“I hear too much, I see too much, and I notice everything”: Elisabeth Vigée Le Brun, an Artist’s Ailment

Stefania Biancani
Stefania Biancani
19 Oct 2022
11:45-12:05

“I hear too much, I see too much, and I notice everything”: Elisabeth Vigée Le Brun, an Artist’s Ailment

Florence, 1792: during her trip to Italy the French painter Elisabeth Vigée Le Brun finds herself for the second time in the Grand Duchy of Tuscany. During her stay, she pays an official visit to the Museum of Felice Fontana, where the naturalist has assembled his renowned collection of anatomical wax models. There, Elisabeth is profoundly unsettled by a disassemblable model of a woman. In the event she were to meet up with Fontana later on, Elisabeth decides to document the adverse reaction she has experienced, one which she characterizes as a physical depletion onset by chronic illness. In fact, in her autobiography titled Souvenirs (published in three volumes, 1835-1837) this “ailment” of hers is a recurrent theme: a certain unease and sensitivity to sound which compells the painter to constantly shift her place of lodging during her travels about Italy and Europe. She also suffers from a distinctly adverse affect to direct sunlight and intense, ambient colors, as well as the frigid Russian climate which instills in her the growing notion that soon she will no longer be able to paint at all. Elisabeth endures this chronic affliction as her own private malaise. As such, the woman described in Souvenirs dovetails with the one idealized in Elisabeth’s eternally youthful looking self-portraits.

Seemingly never sick, when nevertheless compromised Elisabeth’s health tends to mirror historical developments. Though worn down by personal failures, it’s largely the events of the French Revolution that end up draining her the most.
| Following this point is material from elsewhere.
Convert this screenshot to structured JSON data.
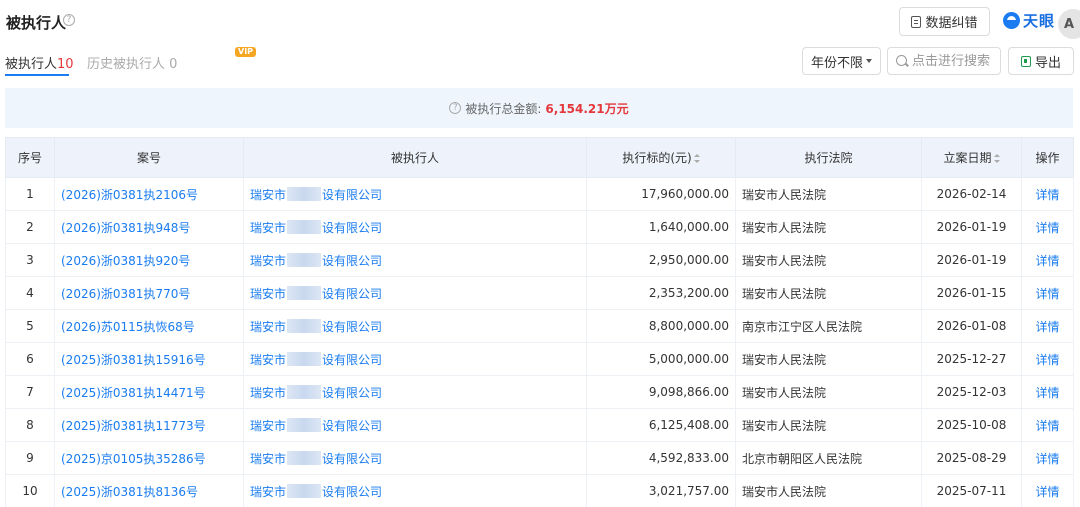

To help her bounce back nothing appears more appealing than traveling, which on the one hand serves to assuage her state of mind while on the other overstimuilates her, thereby intensifying her hypersensitivty, i.e. her true “ailment”. How, then, to definitively cure such a malady ? The answer comes from the same naturalist Felice Fontana, from whom she learns that her weakness is actually her artistic strength, and that therefore the only remedy rests in abandoning painting altogether. Recalling the naturalist’s prescription from the pages of her Souvenirs, a smile comes to the face of an elderly Vigée Le Brun, acknowledgement on her part that her life and art had always been an irreconcilable union. Thus, Elisabeth purposely leaves us with a modern vision of herself, one whose “ailment” has served not to enfeeble but rather garner her stature amidst the protagonists of Europe’s newfound Romanticism.

Élisabeth Vigée Le Brun
(Paris, 1755 – Paris 1842)
Daughter of the painter Louis Vigée, she marries the art dealer Jean-Baptiste Pierre Le Brun, from whom she bears her daughter Julie. Thanks to her husband’s backing, her painting career quickly advances. In 1778, the unveiling of her portrait of Queen Marie Antoinette signals the beginning of perpetually positive reviews both from the French aristocracy and foreign elites. Under the Queen’s aegis, she is admitted to the Académie Royale de Peinture et de Sculpture in 1783. The French Revolution forces Elisabeth Vigée Le Brun to flee Paris in what proves to be a lengthy exile, precipitating and coinciding with her personal “Grand Tour” across Italy and Europe as far as Russia, followed by other trips to London and Switzerland. Repatriated for good, with the help of her nephews she compiles the three volumes of her Souvenirs (Paris, 1835-1837), in which she pens the autobigraphy of a self-assured and self-aware artist working within the framework of European portrait painting.